Returning to Self
I've been really struggling lately. Going through this
unintentional "shadow training", which is causing me to examine
myself on a very real level. I'm not talking about superficial bullshyt that
just sounds good on the surface... I'm talking about real shyt. Accepting my
true self, the good, bad an ugly. Recognizing that I have an extremely fuked up
temper, but no longer looking to deny it as being a part of my true self.
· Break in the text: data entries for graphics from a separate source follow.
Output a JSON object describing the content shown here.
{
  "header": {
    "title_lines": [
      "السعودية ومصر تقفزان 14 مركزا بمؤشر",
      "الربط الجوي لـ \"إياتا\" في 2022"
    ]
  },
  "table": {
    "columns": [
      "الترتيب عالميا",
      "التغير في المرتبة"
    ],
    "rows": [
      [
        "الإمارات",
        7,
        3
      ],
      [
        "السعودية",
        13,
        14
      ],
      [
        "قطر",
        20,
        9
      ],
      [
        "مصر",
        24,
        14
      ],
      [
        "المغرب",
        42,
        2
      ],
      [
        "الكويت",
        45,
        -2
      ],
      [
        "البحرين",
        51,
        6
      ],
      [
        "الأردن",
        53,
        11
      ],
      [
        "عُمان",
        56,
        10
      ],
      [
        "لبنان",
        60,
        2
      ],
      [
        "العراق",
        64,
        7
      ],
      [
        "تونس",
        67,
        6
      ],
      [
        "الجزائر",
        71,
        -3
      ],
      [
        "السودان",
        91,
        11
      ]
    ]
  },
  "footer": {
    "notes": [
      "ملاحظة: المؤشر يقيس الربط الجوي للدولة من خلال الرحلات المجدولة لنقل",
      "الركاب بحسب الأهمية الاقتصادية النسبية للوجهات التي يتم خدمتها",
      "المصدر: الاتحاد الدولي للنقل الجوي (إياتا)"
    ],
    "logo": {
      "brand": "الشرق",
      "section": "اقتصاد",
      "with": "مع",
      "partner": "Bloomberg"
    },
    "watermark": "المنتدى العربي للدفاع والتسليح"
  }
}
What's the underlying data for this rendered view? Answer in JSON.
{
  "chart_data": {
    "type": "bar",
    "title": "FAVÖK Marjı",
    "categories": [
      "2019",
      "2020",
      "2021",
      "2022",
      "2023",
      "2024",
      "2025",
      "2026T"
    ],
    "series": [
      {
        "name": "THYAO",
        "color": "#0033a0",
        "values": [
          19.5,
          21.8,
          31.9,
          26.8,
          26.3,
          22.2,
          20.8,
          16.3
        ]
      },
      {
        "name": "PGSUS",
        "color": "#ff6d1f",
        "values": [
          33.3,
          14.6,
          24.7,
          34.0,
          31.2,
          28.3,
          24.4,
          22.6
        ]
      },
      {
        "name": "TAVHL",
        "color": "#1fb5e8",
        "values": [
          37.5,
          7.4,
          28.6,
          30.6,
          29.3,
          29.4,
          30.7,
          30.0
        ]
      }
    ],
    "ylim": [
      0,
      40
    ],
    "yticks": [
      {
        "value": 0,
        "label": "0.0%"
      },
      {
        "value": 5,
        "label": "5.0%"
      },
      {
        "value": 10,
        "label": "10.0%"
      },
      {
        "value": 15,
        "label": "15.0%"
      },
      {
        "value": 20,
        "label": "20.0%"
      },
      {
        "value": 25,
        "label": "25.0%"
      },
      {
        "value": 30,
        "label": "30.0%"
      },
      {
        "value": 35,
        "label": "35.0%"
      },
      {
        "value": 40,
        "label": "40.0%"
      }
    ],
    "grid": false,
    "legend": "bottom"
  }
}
I've been struggling with even getting to
blog because I was thinking that if my share was not of a warm/fuzzy nature,
you all would think me to be a fraud. When in reality... this IS reality. Truth
is, no one is 'perfect', least of all me. I have my good times and I have my
bad times. And of late I've been telling myself repeatedly that I just need to,
'get back to my old self.' Ever since my family moved, I've felt as if I've
been stuck in some sort of loop. Everything seems familiar, constant moments of
deja vu. Yet at the same time I can feel some funky shyt brewing in my gut. (And
I'm not talking stomach issues) I've been feeling like a shell that is walking
through the motions of life, while fighting tooth-and-nail to return to my
soul's true purpose. Constantly looking over my shoulder to try to identify the
part of myself that I somehow lost in hopes of getting it back.
Well, the truth is... I was/ have been the
only one holding myself back. So comfortable in the person I was yesterday,
afraid to step into the present and embrace the truth that I am no longer that
woman.
Change is inevitable. It shows progress
(ideally) and if we allow it to flow in the direction our soul is calling, we
can welcome our truth and promise. I've been holding myself back and in turn
preventing myself from shining my light for others to see. I've been living my
life through what I assumed was my forever, when HE was trying to shove me into
amazing growth.
So here it is, and here am I... I'm
flawed, but that also makes me perfect (lol, gotta love the irony in that). I
have a rager's temper but I also have the heart of a compassionate healer. I am
recognizing that I don't need to forsake one part of me for the sake of the
other. I'm changing and that's OK.
It's time to stop slouching and accept
that I'm growing.
*Peace and blessings*
Side note... I have the flu y'all... send
some healing to ya girl, I'm starting to get stir crazy!!!!!!